But when I really think of Dad he is not in church. He is at home, picking chords on a baritone ukulele, singing old cowboy songs to my mother:

Come sit by my side if you love me, Do not hasten to bid me adieu, Just remember the Red River Valley,

And the cowboy who loved you so true.

I remember him with a harmonica in his mouth and a grin somehow still on his face. I think of him standing on the sidelines at Banks High School in Birmingham, watching me practice with my football team, interested but not interfering.

I think of him marching into the bathroom at my sister’s high school with cleaning supplies to erase her name and number scrawled in a stall by some teenaged punk. I think of him as a scoutmaster who remained for all his days an Eagle Scout. I think of him loving and accepting his children even when all four of them did things that caused him agony.
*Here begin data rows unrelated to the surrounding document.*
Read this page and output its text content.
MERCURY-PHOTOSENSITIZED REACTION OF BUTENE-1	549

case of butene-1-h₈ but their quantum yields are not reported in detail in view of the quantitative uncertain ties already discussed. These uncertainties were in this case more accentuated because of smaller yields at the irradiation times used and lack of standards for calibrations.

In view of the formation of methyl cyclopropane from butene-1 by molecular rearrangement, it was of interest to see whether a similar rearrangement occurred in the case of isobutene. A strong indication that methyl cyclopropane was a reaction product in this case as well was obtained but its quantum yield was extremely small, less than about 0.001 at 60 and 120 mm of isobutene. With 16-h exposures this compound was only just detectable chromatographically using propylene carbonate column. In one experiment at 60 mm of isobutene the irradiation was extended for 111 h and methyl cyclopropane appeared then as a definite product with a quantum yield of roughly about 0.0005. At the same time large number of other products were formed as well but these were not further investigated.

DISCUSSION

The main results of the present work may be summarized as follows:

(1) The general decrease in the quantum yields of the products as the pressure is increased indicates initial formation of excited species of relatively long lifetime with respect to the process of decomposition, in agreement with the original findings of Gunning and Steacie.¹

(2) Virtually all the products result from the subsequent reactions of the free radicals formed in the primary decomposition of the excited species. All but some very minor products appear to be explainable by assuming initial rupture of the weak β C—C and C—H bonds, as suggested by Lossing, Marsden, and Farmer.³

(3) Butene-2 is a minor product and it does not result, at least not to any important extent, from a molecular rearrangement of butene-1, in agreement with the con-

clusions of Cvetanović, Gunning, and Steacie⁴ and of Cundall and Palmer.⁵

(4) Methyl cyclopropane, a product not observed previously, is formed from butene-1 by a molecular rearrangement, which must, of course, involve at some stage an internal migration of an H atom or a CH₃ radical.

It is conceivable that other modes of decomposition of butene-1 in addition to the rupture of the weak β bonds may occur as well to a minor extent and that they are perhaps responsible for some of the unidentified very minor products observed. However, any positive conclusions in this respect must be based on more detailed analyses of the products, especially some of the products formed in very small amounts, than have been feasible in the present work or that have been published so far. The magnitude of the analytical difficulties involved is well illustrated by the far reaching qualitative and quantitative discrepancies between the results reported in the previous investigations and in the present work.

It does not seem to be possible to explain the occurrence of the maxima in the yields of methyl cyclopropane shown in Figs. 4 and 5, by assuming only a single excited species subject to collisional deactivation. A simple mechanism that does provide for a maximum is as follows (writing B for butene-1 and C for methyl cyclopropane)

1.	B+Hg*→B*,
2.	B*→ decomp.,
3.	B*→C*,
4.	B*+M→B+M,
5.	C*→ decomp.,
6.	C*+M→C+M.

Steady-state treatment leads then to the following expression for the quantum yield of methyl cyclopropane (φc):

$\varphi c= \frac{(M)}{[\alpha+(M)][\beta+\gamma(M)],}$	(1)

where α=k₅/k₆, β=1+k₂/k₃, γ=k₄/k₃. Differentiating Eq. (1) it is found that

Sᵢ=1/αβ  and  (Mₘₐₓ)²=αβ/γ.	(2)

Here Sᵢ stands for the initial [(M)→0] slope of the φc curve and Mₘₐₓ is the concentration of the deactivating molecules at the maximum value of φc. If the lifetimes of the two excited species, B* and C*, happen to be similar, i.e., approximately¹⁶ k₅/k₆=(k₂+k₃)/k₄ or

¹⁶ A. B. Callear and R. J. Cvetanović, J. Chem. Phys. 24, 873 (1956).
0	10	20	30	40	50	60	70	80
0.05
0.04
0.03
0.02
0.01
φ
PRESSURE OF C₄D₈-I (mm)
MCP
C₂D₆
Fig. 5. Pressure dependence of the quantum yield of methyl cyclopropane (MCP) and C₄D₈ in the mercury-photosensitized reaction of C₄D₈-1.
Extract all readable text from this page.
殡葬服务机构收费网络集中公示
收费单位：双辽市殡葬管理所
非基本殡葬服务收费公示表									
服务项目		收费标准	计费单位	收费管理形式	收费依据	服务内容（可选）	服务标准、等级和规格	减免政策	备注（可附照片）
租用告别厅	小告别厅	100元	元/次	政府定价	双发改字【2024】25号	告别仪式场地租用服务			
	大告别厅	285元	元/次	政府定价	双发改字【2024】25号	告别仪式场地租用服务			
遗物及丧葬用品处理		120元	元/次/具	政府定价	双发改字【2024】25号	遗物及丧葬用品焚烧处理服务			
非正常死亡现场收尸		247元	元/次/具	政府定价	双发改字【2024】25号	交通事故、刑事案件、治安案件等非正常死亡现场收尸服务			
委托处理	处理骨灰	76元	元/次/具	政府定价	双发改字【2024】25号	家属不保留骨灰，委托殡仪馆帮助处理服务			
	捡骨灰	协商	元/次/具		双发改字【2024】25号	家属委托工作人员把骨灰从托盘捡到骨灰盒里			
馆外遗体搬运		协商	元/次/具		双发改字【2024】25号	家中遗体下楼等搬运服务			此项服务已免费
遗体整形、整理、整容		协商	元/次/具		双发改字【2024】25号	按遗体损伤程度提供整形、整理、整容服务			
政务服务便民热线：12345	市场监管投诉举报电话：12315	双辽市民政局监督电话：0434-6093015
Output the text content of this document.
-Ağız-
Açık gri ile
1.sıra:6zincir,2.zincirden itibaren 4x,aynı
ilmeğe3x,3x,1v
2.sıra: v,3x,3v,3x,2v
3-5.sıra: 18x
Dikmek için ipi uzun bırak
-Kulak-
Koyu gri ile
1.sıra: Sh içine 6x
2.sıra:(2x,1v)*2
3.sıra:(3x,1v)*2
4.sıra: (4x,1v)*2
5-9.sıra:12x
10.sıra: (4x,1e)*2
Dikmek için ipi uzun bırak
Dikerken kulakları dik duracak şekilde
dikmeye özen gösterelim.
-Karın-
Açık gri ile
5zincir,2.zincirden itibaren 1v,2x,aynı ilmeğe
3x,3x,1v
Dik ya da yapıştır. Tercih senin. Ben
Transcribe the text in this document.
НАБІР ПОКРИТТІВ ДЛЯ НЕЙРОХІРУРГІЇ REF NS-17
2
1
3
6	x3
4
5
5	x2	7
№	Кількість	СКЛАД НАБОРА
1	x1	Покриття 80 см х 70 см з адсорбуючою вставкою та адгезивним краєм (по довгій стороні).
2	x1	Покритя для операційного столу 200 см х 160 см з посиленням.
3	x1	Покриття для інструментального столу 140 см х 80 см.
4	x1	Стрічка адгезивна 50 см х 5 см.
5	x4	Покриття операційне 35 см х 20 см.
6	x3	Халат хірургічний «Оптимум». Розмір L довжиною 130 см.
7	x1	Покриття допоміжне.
Mostly I think of my dad in the outdoors, identifying birds and writing them down in a little spiral notebook he carried in his pocket. I think of him camping in a big blue tent, for he did not believe in hotels. He came from the same school of Methodism as the Finches in “To Kill a Mockingbird,” after all. The ones, as Harper Lee put it, wary of “doing what was not for the glory of God, as the putting on of gold and costly apparel.” Or staying in extravagant lodgings when a tent was closer to nature anyway, and nature was – it went without saying, as so many things did — closer to God.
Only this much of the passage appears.